It's a good article, one certainly worth reading, from El Tiempo, a Colombian news site. It's about discrimination and how it's more than just a racial thing. There's a law that was passed last July (or possibly that there's another one that will be passed in addition to this one--didn't quite catch that) that they're hoping will help in curbing discrimination and helping people to understand more fully what that means.
And a very interesting quote:
"Sin embargo, no hay que llamarse a engaño. La ley por sí sola no reducirá tales fenómenos, ni transformará las condiciones estructurales y culturales que los generaron. Tampoco llenará los vacíos que han dejado otras normas..."
"But don't be fooled. The law on its own won't reduce things like this, these phenomena, nor will it transform the structural and cultural conditions that they generate. Neither will it fill the gaps left by those standards..."
(Sorry for the clunky translating, my Spanish-speaking friends. I'm kinda rusty.)
And all I could think reading that was a handful of verses through Romans. How the law reveals to us our sin but it can't save us. And the article: the law on its own isn't going to fix things, isn't going to heal the deep-rooted problems or fill the empty places left by them. The hope then is that through this law (and other things) Colombians will be able to understand more fully what discrimination is.

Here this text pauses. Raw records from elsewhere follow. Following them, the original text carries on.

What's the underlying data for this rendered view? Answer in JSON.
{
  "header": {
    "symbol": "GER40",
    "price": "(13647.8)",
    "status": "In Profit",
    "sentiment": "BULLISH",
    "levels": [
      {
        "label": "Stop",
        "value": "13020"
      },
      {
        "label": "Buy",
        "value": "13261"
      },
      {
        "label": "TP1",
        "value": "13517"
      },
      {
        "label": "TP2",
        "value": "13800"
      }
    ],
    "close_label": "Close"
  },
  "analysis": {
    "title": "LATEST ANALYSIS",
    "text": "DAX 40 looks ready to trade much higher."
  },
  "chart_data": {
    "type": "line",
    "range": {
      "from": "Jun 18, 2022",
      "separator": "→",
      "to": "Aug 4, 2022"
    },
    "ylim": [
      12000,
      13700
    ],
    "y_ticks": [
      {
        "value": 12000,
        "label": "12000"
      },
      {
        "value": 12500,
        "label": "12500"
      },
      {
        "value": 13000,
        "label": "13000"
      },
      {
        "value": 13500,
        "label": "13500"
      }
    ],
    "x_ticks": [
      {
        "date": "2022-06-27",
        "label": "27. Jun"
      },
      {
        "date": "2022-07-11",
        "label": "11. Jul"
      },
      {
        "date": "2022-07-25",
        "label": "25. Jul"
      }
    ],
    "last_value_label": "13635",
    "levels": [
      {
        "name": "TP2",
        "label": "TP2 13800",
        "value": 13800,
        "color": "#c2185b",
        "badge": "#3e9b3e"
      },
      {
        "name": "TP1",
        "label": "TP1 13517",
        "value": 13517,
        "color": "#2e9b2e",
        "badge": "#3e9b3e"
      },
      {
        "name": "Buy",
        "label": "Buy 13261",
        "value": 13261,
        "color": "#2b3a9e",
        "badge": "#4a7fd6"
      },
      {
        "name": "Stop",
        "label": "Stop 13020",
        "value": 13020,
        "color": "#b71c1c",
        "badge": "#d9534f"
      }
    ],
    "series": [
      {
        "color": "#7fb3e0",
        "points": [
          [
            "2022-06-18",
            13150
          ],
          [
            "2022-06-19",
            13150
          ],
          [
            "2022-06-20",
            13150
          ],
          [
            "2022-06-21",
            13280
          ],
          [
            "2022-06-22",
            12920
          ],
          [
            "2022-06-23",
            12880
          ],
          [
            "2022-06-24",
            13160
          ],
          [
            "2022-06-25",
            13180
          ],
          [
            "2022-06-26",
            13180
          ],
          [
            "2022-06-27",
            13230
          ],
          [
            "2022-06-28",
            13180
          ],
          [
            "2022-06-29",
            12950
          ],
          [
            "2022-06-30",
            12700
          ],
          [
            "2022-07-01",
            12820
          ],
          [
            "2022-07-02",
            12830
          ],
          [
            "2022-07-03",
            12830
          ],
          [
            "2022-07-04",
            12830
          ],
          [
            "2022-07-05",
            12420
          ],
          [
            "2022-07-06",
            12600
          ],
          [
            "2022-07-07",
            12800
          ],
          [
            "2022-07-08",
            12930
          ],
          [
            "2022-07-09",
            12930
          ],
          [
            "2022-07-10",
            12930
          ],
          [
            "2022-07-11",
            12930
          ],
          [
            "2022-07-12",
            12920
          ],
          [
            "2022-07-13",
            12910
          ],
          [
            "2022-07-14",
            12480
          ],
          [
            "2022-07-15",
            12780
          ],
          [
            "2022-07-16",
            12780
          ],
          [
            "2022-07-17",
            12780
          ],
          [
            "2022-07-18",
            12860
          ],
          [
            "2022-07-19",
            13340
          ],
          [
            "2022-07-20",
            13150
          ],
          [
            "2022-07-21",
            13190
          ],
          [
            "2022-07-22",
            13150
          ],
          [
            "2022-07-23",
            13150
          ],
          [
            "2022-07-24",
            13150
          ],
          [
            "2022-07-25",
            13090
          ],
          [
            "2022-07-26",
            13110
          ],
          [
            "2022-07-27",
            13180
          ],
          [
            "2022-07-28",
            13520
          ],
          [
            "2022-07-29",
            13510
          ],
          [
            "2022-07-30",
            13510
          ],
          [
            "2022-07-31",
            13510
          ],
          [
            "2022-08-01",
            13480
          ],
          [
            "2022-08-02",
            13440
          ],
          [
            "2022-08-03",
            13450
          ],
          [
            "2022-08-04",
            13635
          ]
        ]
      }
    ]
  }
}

"El aporte más valioso del proyecto legislativo es que define estos actos como lo que son..."
"The most important contribution of the new legislation is that it defines these acts as what they are."
Sounds familiar, no? Check this out: Therefore no one will be declared righteous in God’s sight by the works of the law; rather, through the law we become conscious of our sin.
The point is that while the law does have a role, that's not where our hope is, that's not where deep transformative work comes from.
The good news is that it's available, that the law isn't the end of the story.